In an interesting wrinkle to the study, the researchers found no statistically significant difference in odds of severe pneumonia visible on chest CT scans between those vaccinated more than 90 days before diagnosis and those vaccinated within 90 days.

  • The authors proposed that the low use of CT for pneumonia assessment in their study population (20%) and its use primarily for critically ill patients could have introduced bias into the results. 

The Takeaway

The new findings shed light on the declining potency of COVID vaccines over time and could inform public debate over the length of time between boosters. The research also dovetails with other studies showing that the vaccine’s effectiveness does indeed begin to wane at six months.
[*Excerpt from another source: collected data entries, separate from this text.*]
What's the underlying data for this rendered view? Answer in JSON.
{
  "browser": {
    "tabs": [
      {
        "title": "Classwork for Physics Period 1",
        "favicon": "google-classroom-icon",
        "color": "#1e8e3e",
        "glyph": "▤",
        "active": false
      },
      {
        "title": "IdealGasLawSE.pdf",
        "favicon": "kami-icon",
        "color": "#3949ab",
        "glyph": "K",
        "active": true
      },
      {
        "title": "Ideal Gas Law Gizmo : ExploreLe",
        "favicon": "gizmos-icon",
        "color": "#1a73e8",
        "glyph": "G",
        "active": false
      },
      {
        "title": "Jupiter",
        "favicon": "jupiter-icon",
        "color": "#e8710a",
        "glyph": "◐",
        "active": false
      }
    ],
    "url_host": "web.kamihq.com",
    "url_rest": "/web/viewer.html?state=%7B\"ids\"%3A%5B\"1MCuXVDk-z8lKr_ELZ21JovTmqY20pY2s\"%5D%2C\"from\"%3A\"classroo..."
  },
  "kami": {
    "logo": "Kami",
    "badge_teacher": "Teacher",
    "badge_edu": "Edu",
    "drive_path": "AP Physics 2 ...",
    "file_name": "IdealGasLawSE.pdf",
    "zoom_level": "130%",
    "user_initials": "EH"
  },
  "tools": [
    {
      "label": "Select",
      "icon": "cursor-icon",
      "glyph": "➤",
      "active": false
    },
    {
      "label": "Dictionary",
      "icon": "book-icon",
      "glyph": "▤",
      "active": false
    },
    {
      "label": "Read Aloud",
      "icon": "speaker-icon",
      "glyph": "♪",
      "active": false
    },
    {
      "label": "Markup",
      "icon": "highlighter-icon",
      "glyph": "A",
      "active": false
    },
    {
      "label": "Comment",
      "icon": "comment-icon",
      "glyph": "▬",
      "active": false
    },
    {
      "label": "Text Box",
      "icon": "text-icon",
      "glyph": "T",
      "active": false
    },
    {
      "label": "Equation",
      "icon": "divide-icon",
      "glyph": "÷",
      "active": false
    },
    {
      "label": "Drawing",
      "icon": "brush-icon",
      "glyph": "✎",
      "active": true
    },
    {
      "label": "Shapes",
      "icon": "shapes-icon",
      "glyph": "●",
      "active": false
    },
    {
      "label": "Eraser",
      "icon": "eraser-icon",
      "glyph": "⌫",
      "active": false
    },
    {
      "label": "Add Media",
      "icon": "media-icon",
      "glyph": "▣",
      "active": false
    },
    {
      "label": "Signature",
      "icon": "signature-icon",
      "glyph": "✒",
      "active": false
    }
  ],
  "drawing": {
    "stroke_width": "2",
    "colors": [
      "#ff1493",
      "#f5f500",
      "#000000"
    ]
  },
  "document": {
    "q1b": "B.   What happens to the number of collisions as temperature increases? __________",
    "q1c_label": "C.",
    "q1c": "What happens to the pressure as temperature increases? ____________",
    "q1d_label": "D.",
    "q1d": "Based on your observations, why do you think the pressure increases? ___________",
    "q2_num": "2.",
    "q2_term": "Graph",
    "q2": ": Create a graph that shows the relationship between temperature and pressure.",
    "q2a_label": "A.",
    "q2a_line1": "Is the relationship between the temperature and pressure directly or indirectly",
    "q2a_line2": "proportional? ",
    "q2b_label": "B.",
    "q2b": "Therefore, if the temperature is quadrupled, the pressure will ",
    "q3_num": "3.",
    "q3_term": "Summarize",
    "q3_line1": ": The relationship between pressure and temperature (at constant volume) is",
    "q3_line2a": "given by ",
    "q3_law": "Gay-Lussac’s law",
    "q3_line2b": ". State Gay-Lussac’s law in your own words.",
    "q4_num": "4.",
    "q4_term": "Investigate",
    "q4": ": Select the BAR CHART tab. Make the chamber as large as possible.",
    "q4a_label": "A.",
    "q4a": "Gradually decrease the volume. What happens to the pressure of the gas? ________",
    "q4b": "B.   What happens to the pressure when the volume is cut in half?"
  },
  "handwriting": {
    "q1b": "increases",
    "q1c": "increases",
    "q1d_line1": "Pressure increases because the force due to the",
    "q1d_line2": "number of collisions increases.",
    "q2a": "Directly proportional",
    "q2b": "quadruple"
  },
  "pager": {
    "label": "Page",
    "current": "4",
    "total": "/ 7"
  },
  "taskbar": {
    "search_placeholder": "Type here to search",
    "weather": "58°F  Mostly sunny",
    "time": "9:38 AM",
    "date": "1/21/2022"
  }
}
Developing the Eighth Modality

Radiology has adopted seven mainstream modalities over its 127 years, and 4DMedical is determined to create the eighth imaging modality with its new XV Scanner.

The XV Scanner would be the first dedicated lung imaging system, giving radiologists four-dimensional and color-coded visibility into patients’ lung airflow and blood flow, and potentially a new way to assess lung diseases. 

  • The XV Scanner integrates fluoroscopy with advanced analytics software, producing qualitative and quantitative 4D lung function metrics 
  • It simultaneously acquires images from different angles, then measures lung tissue motion, and calculates ventilation at each breathing stage and every lung location
  • XV scans take 5 seconds to perform and deliver less radiation than a typical chest X-ray

4DMedical’s XV technology is also backed by a growing number of positive clinical studies, solid post-IPO funding, and an impressive expansion across Australian imaging giant I-Med Radiology’s 250 locations.

Although the XV Scanner hardware is still forthcoming, 4DMedical will initially launch XV software that can be installed on existing fluoroscopy systems (FDA cleared for ventilation, later adding perfusion) and will also support existing CTs in the future. 

  • Software-only might prove to be a logical starting point, providing 4DMedical with a low-friction way to demonstrate XV’s impact on patient care and test whether this impact is great enough to entice imaging departments to add a whole new scanner to their fleets.

The Takeaway

Creating medical imaging’s eighth mainstream modality might be among the most ambitious goals you’ll hear at RSNA 2022, but if the XV Scanner proves to be much better than existing lung imaging techniques, radiology might have to make room for one more.